Chinese medicine also addresses the balance of five elements (metal, wood, water, fire, earth), the five organs (lungs, liver, kidney, heart, spleen), and the five emotions (melancholy, anger, fear, joy, worry). In the hands of a qualified acupuncturist, all these considerations come into play during the diagnosis and treatment of an individual’s health challenges.
To diagnose imbalances in these areas, practitioners of Chinese medicine typically use multiple methods of observation (taking the pulse, examining the tongue, skin, eyes and nails, listening to the breath) as well as in-depth inquiry (about appetite and digestion, sleep patterns, etc.). Once diagnosis is established, the practitioner will generally prescribe some combination of acupuncture and/or herbal medicine, diet, exercise and lifestyle counsel to address imbalances. In all the cases, the goal is to return the entire system to a proper balance and the individual to a robust state of lasting mental and physical health.
Acupuncture is not a cure-all. Nor are acupuncture and Chinese medicine replacements for Western, allopathic medical treatment. Rather, they are all complementary therapies — healing approaches that can support and enhance one another. Both approaches have their strengths, and individual patients respond better to some types of treatments than to others.

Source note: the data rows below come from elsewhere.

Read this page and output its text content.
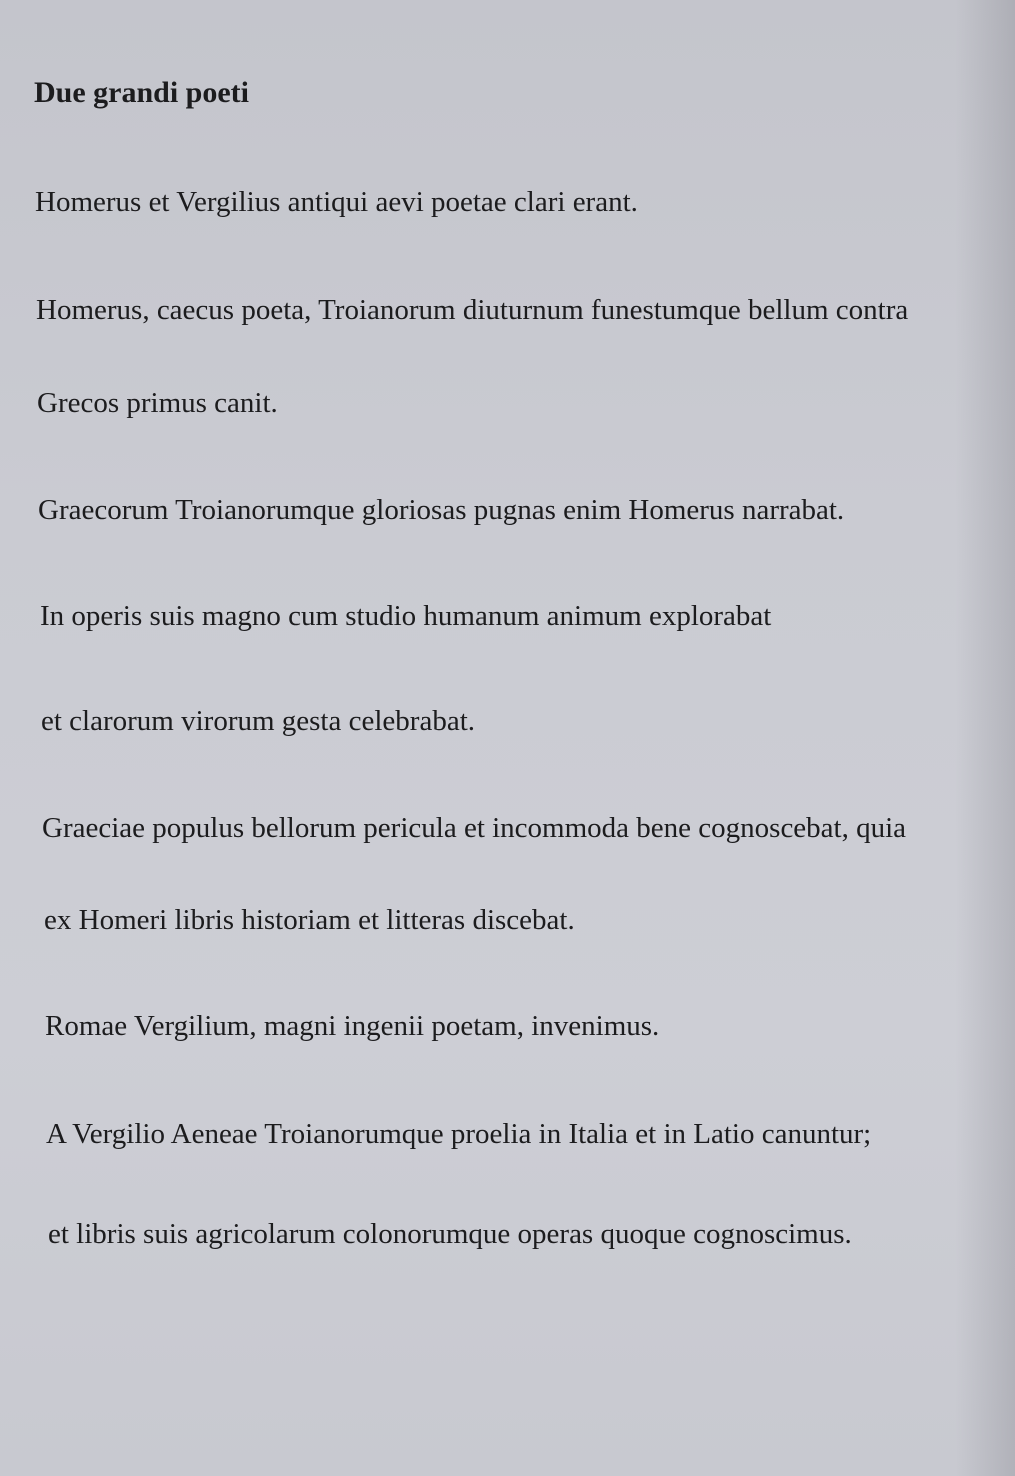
Due grandi poeti

Homerus et Vergilius antiqui aevi poetae clari erant.

Homerus, caecus poeta, Troianorum diuturnum funestumque bellum contra

Grecos primus canit.

Graecorum Troianorumque gloriosas pugnas enim Homerus narrabat.

In operis suis magno cum studio humanum animum explorabat

et clarorum virorum gesta celebrabat.

Graeciae populus bellorum pericula et incommoda bene cognoscebat, quia

ex Homeri libris historiam et litteras discebat.

Romae Vergilium, magni ingenii poetam, invenimus.

A Vergilio Aeneae Troianorumque proelia in Italia et in Latio canuntur;

et libris suis agricolarum colonorumque operas quoque cognoscimus.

As always, it’s up to you to decide what care best suits your needs and preferences. But if you haven’t tried an integrated East-West approach to your healthcare and wellness, consider it. Whether you are seeking to improve your physical, mental or emotional condition, you may find the results you’re hoping for are only a needle’s width away.
NOTE: This article is for educational purposes only and does not advocate self-diagnosis. Consultation with a licensed health professional, such as a naturopathic physician, is highly recommended prior to starting any natural treatment plan.